Contenido
Conjunto de normas y principios teóricos que regulan las relaciones jurídicas entre empleadores y trabajadores y de ambos con el estado, originado por una prestación voluntaria, subordinada, retribuida de la actividad humana, para la producción de bienes y servicios.
Tradicionalmente la disciplina del derecho del trabajo se entiende formada por las siguientes partes:.
Modalidades dependendo do prazo
São contratos de trabalho a termo certo ou contratos de trabalho específicos. Um contrato a termo seria aquele que requer os serviços de um trabalhador por um determinado período, após o qual o contrato é considerado rescindido. Contrato de trabalho específico é aquele em que são solicitados os serviços de um trabalhador para a execução da obra. Concluída a obra, o contrato é considerado rescindido. A rescisão do contrato de trabalho por tempo ou obra concluída não implica responsabilidade para nenhuma das partes.
É importante mencionar que um contrato a termo que é constantemente prorrogado passa a ser considerado um contrato a termo indeterminado, porque se aplica o princípio da primazia da realidade.
São aqueles contratos que não estipulam data ou evento que encerre o contrato de trabalho. Certamente, são os contratos que permitem aos trabalhadores alcançar a estabilidade no emprego ao longo do tempo em que prestam os seus serviços.
Modalidades especiais de trabalho
Trabalho por conta própria ou trabalho independente é aquele em que o próprio trabalhador dirige e organiza a sua atividade, suportando o risco económico, e que pode assumir duas formas básicas:
O trabalho informal em relação de dependência, também chamado de trabalho não registrado, trabalho negro ou trabalho sem contrato, caracteriza-se por constituir vínculo empregatício que não cumpre as formalidades legais. This type of work has grown significantly in recent years. Atualmente, muitas grandes empresas utilizam um sistema de recursos humanos que combina a manutenção de um pequeno grupo formal “assalariado” empregado diretamente pela empresa, com um grande grupo de trabalhadores que trabalham em empresas terceirizadas, muitas vezes em condições informais, sem proteção trabalhista.
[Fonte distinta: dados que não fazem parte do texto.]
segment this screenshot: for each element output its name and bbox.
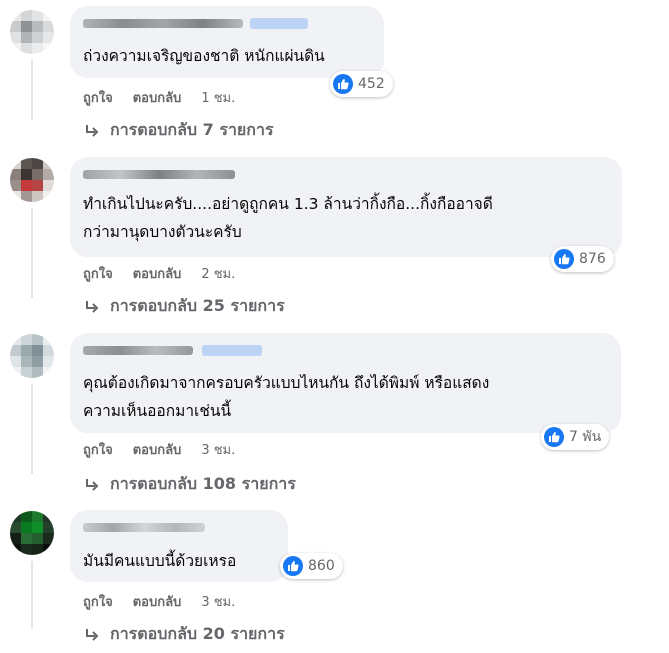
reply-button[interactable]: ตอบกลับ	[133, 91, 182, 106]
view-replies-button[interactable]: การตอบกลับ 20 รายการ	[84, 622, 285, 647]
reply-button[interactable]: ตอบกลับ	[133, 267, 182, 282]
comment-bubble: คุณต้องเกิดมาจากครอบครัวแบบไหนกัน ถึงได้…	[70, 333, 621, 433]
reaction-count[interactable]: 876	[551, 246, 614, 272]
timestamp[interactable]: 3 ชม.	[201, 443, 235, 458]
thread-line	[31, 208, 33, 298]
reply-button[interactable]: ตอบกลับ	[133, 443, 182, 458]
like-button[interactable]: ถูกใจ	[83, 443, 113, 458]
comment-text-line-1: คุณต้องเกิดมาจากครอบครัวแบบไหนกัน ถึงได้…	[83, 374, 490, 392]
replies-label: การตอบกลับ 20 รายการ	[110, 624, 285, 643]
author-name[interactable]	[83, 346, 193, 355]
comment-text: ถ่วงความเจริญของชาติ หนักแผ่นดิน	[83, 47, 325, 65]
comment-text-line-2: กว่ามานุดบางตัวนะครับ	[83, 223, 242, 241]
comment-text-line-1: ทำเกินไปนะครับ....อย่าดูถูกคน 1.3 ล้านว่…	[83, 195, 493, 213]
timestamp[interactable]: 3 ชม.	[201, 595, 235, 610]
comment-text: มันมีคนแบบนี้ด้วยเหรอ	[83, 552, 237, 570]
like-icon	[283, 556, 303, 576]
comment-text-line-2: ความเห็นออกมาเช่นนี้	[83, 402, 232, 420]
avatar[interactable]	[10, 158, 54, 202]
comment-actions: ถูกใจ ตอบกลับ 1 ชม.	[83, 87, 255, 108]
view-replies-button[interactable]: การตอบกลับ 7 รายการ	[84, 118, 274, 143]
reaction-count[interactable]: 860	[280, 553, 343, 579]
reply-arrow-icon	[86, 124, 99, 137]
comment-bubble: มันมีคนแบบนี้ด้วยเหรอ	[70, 510, 288, 582]
comment-bubble: ถ่วงความเจริญของชาติ หนักแผ่นดิน	[70, 6, 384, 78]
like-button[interactable]: ถูกใจ	[83, 595, 113, 610]
author-name[interactable]	[83, 19, 243, 28]
like-count: 452	[358, 76, 385, 92]
like-count: 7 พัน	[569, 429, 602, 445]
comment-bubble: ทำเกินไปนะครับ....อย่าดูถูกคน 1.3 ล้านว่…	[70, 157, 622, 257]
replies-label: การตอบกลับ 7 รายการ	[110, 120, 274, 139]
avatar[interactable]	[10, 10, 54, 54]
thread-line	[31, 561, 33, 629]
avatar[interactable]	[10, 511, 54, 555]
reply-arrow-icon	[86, 478, 99, 491]
reply-button[interactable]: ตอบกลับ	[133, 595, 182, 610]
comment-actions: ถูกใจ ตอบกลับ 3 ชม.	[83, 439, 255, 460]
replies-label: การตอบกลับ 25 รายการ	[110, 296, 285, 315]
view-replies-button[interactable]: การตอบกลับ 25 รายการ	[84, 294, 285, 319]
thread-line	[31, 384, 33, 474]
view-replies-button[interactable]: การตอบกลับ 108 รายการ	[84, 472, 296, 497]
like-icon	[544, 427, 564, 447]
reply-arrow-icon	[86, 628, 99, 641]
like-button[interactable]: ถูกใจ	[83, 91, 113, 106]
like-count: 876	[579, 251, 606, 267]
timestamp[interactable]: 2 ชม.	[201, 267, 235, 282]
like-icon	[554, 249, 574, 269]
like-icon	[333, 74, 353, 94]
thread-line	[31, 60, 33, 120]
replies-label: การตอบกลับ 108 รายการ	[110, 474, 296, 493]
reaction-count[interactable]: 7 พัน	[541, 424, 610, 450]
author-name[interactable]	[83, 170, 235, 179]
author-name[interactable]	[83, 523, 205, 532]
avatar[interactable]	[10, 334, 54, 378]
reply-arrow-icon	[86, 300, 99, 313]
like-button[interactable]: ถูกใจ	[83, 267, 113, 282]
author-badge	[250, 18, 308, 29]
author-badge	[202, 345, 262, 356]
comment-actions: ถูกใจ ตอบกลับ 2 ชม.	[83, 263, 255, 284]
reaction-count[interactable]: 452	[330, 71, 393, 97]
timestamp[interactable]: 1 ชม.	[201, 91, 235, 106]
like-count: 860	[308, 558, 335, 574]
comment-actions: ถูกใจ ตอบกลับ 3 ชม.	[83, 591, 255, 612]
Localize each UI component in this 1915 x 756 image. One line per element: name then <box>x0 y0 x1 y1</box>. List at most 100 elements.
Uma das interpretações comummente aceites sobre a existência de actividades informais refere-se ao seu desenvolvimento fora do actual sistema regulatório. Ou seja, são tarefas que são realizadas sem cumprir os requisitos estabelecidos na regulamentação aplicável. Da mesma forma, e numa visão mais positiva, a exclusão está associada à falta de acesso às políticas de desenvolvimento e, em particular, ao crédito, à formação e aos mercados. Esta abordagem ao sector informal enfatiza a sua ilegalidade como uma característica primária e tende a vê-lo como um conjunto de actividades secretas ou clandestinas na economia.
A realidade é, no entanto, mais matizada. Nem o sector informal opera absolutamente “no azul”, nem o seu oposto, o sector moderno, o faz com adesão irrestrita à legalidade. Predominam as chamadas zonas cinzentas, que, em pesquisas do início da década de 1990 (Tokman, 1992; Tokman e Klein, 1996), têm sido caracterizadas como cumprimento parcial de determinados requisitos legais ou processuais, incluindo ilegalidade absoluta, mas também legalidade plena. Contudo, o panorama predominante na informalidade é uma área intermediária
entre estes últimos: são cumpridos determinados requisitos de registo, mas não são pagos impostos; Algumas das regulamentações trabalhistas são observadas, mas não todas.
Este tipo de trabalho não deve ser confundido com o anterior, embora muitas vezes na realidade as fronteiras sejam confusas. Este tipo de trabalho tem baixíssima produtividade e é realizado por conta própria, fora de todas as formalidades legais (limpadores de vidros de semáforos, catadores informais de lixo, vendedores ambulantes, etc.).
Neste tipo de trabalho, o trabalhador, geralmente ao concluir os estudos universitários, mantém uma atividade laboral normalmente relacionada com a investigação. É um valor derivado da bolsa de estudos, através da qual o trabalho realizado é remunerado, mas o bolsista fica fora da condição de trabalhador e, portanto, carece de grande parte dos benefícios sociais. Por vezes pretende-se que seja utilizado como forma legal de “contratação” de jovens trabalhadores, o que reduz os custos salariais decorrentes da inscrição na segurança social.